A Pictorial History of the Movies: 1953 – Roman Holiday
Colin was visiting earlier in the month. And I was telling him about the articles and such. And I was talking about this one, about how I felt unsure if this was the right choice for 1953, given the amount of great films that came out in 1953.
I said, “I feel like that’s gonna be a difficult one to justify given everything else from that year.”
And his response was, “No. It’s Roman Holiday. You don’t need any justification. Fuck that shit.”
So that’s how I’m going about this.
It’s Roman Holiday. Fuck that shit.
I’ll admit, though, 1953 is tough. If I look at everything from 1953, and then only narrow it down to ones that actually feel like they could represent 1953… there are a lot of choices. You look at something like The Wild One… that could represent both a cross-section of the 50s and the advent of method acting. But then… if I wanted method acting, I’d go Streetcar, since that’s more iconic, and also I have something to represent “the 50s.” So that’s okay, but no. There are foreign films from 1953, but they don’t represent film history so much as they are great films that happened to be out that year. Stalag 17 is great, but can’t represent the year. That could have come out any year and just been a great movie. The Robe represents Cinemascope, but, all due respect… no. Pickup on South Street is an interesting choice. Sam Fuller, independent cinema, the B movie, the Red Scare. A lot of things going on with that. The Moon Is Blue. The film that was one of the first big cracks in the Production Code. From Here to Eternity is really the one that is the alternative choice to Roman Holiday. And I get that.
But also Roman Holiday.
So, deciding between the two, I went with Roman Holiday. Because Audrey Hepburn. She had made six movies before this one, but this one was her real coming out party. She went from being in small British films to international movie star overnight. This was her first Hollywood movie. Gregory Peck always told a story that, when shooting, he saw how good she was and how charming she was, and went, “You guys better put her name on top of the billboard, because she’s gonna be a star.” And they got double billing, and she won the Oscar for it.
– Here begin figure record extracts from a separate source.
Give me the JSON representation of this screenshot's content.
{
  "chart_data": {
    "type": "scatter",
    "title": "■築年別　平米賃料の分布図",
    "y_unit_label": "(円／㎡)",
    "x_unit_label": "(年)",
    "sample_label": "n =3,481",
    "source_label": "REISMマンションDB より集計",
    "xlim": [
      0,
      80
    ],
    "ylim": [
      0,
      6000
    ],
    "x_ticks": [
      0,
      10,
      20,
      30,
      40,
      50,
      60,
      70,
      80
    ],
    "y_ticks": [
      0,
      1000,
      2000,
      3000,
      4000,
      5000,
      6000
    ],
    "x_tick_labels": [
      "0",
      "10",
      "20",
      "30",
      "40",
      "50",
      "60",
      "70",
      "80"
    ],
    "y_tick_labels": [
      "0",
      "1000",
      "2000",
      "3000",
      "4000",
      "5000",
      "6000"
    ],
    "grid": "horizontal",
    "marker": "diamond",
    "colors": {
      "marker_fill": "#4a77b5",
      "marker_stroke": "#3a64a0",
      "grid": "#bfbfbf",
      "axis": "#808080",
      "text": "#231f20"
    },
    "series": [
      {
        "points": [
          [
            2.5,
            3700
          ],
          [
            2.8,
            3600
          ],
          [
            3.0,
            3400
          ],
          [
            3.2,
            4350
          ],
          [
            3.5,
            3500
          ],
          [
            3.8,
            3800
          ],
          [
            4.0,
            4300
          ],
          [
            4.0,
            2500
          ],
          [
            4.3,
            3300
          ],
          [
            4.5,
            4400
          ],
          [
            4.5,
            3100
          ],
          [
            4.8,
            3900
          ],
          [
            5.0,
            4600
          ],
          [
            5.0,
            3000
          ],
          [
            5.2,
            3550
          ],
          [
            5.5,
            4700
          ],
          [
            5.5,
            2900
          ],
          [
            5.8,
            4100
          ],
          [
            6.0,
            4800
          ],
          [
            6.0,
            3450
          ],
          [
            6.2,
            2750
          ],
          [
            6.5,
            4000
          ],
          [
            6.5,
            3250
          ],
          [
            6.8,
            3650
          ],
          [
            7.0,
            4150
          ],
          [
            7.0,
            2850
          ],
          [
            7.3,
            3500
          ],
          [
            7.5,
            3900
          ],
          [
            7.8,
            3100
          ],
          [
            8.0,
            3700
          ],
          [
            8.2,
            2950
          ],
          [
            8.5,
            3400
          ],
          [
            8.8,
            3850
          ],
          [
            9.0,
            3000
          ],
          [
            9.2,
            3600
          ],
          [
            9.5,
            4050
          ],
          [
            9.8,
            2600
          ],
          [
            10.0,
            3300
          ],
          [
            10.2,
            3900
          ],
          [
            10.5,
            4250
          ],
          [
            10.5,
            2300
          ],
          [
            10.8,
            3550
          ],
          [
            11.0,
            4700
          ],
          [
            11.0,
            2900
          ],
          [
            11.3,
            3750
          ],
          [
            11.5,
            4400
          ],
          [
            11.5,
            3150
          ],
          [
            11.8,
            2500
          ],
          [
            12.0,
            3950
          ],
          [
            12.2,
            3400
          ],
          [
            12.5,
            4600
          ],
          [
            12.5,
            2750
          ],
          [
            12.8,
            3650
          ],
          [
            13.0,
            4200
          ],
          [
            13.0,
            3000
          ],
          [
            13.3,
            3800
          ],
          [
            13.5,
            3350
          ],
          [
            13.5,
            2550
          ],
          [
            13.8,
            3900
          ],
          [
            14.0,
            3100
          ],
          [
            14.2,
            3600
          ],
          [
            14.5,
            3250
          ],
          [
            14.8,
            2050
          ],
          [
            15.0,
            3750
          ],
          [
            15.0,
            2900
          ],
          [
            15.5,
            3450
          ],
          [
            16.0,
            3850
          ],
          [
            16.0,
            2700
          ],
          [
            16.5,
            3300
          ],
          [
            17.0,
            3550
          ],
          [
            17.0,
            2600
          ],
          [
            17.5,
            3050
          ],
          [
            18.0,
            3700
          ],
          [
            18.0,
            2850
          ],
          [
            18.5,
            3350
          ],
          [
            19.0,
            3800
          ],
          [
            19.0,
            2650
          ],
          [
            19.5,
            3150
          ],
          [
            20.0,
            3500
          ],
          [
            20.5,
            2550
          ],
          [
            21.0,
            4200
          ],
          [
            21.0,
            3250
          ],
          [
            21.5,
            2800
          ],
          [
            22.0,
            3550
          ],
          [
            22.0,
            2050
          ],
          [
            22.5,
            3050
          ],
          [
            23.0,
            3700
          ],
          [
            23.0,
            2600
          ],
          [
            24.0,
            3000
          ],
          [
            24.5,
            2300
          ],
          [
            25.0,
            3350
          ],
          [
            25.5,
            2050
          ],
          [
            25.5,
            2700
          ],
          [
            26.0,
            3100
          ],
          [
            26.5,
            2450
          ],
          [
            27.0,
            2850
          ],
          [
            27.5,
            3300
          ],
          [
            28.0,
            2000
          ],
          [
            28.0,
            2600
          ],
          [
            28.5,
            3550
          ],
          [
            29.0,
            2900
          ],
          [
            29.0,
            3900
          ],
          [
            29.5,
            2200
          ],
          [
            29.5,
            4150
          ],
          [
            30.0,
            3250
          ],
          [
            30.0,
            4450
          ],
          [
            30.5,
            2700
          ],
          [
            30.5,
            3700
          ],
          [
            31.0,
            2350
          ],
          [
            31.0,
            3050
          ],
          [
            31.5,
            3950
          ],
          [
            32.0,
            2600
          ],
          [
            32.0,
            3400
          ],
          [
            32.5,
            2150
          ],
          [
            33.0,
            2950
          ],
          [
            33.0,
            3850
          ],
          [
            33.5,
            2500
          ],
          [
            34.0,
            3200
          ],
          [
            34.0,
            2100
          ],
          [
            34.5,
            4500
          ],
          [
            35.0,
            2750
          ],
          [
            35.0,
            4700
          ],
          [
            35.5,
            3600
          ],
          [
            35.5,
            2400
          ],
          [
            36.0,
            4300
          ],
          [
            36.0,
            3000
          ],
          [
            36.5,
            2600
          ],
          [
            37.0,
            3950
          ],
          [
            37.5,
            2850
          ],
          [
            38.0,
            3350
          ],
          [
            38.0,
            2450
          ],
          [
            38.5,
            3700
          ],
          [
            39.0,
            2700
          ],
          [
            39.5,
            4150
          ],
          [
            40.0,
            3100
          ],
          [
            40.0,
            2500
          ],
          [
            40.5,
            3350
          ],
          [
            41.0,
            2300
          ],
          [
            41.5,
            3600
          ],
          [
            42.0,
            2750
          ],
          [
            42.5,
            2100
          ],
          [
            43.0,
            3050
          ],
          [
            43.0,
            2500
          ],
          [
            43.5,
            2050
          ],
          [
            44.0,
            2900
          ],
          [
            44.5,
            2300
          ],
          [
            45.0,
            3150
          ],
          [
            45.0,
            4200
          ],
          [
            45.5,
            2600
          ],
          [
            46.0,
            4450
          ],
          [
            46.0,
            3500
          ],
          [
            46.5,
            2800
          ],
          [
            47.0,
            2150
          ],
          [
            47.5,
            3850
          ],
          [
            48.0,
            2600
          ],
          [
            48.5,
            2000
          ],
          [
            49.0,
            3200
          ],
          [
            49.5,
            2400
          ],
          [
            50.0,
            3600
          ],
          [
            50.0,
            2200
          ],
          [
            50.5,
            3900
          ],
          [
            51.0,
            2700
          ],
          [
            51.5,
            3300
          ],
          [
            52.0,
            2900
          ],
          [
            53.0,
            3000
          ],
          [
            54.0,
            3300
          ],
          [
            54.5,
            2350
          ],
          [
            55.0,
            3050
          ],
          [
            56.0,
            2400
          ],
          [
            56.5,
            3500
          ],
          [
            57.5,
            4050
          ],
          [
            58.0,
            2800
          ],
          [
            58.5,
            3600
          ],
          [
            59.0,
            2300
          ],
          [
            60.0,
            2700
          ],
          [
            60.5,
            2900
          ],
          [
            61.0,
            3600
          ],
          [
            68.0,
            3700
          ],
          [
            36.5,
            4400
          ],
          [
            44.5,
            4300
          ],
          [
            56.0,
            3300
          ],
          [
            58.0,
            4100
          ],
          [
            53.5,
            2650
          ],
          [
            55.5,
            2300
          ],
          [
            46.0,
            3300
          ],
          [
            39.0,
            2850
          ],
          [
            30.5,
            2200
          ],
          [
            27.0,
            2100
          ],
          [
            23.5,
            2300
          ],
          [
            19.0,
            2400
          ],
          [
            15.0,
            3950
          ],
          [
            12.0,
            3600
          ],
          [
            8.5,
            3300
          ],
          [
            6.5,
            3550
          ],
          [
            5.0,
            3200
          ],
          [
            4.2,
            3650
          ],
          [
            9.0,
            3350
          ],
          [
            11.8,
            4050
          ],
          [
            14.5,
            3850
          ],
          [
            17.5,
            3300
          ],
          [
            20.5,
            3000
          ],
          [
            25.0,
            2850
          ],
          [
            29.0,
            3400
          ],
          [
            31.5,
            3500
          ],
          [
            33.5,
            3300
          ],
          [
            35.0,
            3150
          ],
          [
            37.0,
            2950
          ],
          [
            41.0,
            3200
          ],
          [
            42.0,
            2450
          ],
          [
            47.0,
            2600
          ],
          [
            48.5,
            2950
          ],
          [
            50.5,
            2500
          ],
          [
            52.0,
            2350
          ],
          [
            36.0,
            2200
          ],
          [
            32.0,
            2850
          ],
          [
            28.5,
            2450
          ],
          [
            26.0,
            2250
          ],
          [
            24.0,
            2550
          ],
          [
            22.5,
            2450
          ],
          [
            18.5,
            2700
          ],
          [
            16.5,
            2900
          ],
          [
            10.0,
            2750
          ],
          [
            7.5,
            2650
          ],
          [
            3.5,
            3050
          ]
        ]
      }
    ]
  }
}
The other great story about her being cast in this is when she screen tested for it. They wanted Elizabeth Taylor or Jean Simmons, but neither was available. And even now, it seems ludicrous that anyone else could have played this part. But anyway, Wyler couldn’t stay for the test, so he told them to keep filming her, even after they said cut. So he watched this screen test, and it has this footage of her just being herself, totally relaxed. And that’s what won her the role (and everyone’s hearts).
This film is one of the few romances from earlier cinema that really holds up. Even today. It’s pretty impossible to not love this movie. The plot was so good that it’s since become cliché. You can’t make any version of this movie again without people going, “Ah… Roman Holiday.”
The other thing this movie also represents, is a trend Hollywood started moving toward during this time, and definitely later on, in the early 60s, which is runaway production. Hollywood shooting at foreign locations, outdoors, and not on soundstages. You watch this movie, and you’re at real places in Rome, and outdoors with traffic zooming by. And that adds something extra to the overall impact of the film. Doubly so in 1953, when people weren’t used to seeing all these foreign locations actually being in the film, rather than having sets designed to look like them. So runaway production is also an important thing going on that this film represents.
Oh, and the movie was written by a blacklisted writer. So there’s that too.
But honestly, I really don’t need to say anything more than, “It’s Roman Holiday.” Because this film is glorious, and is my choice for 1953.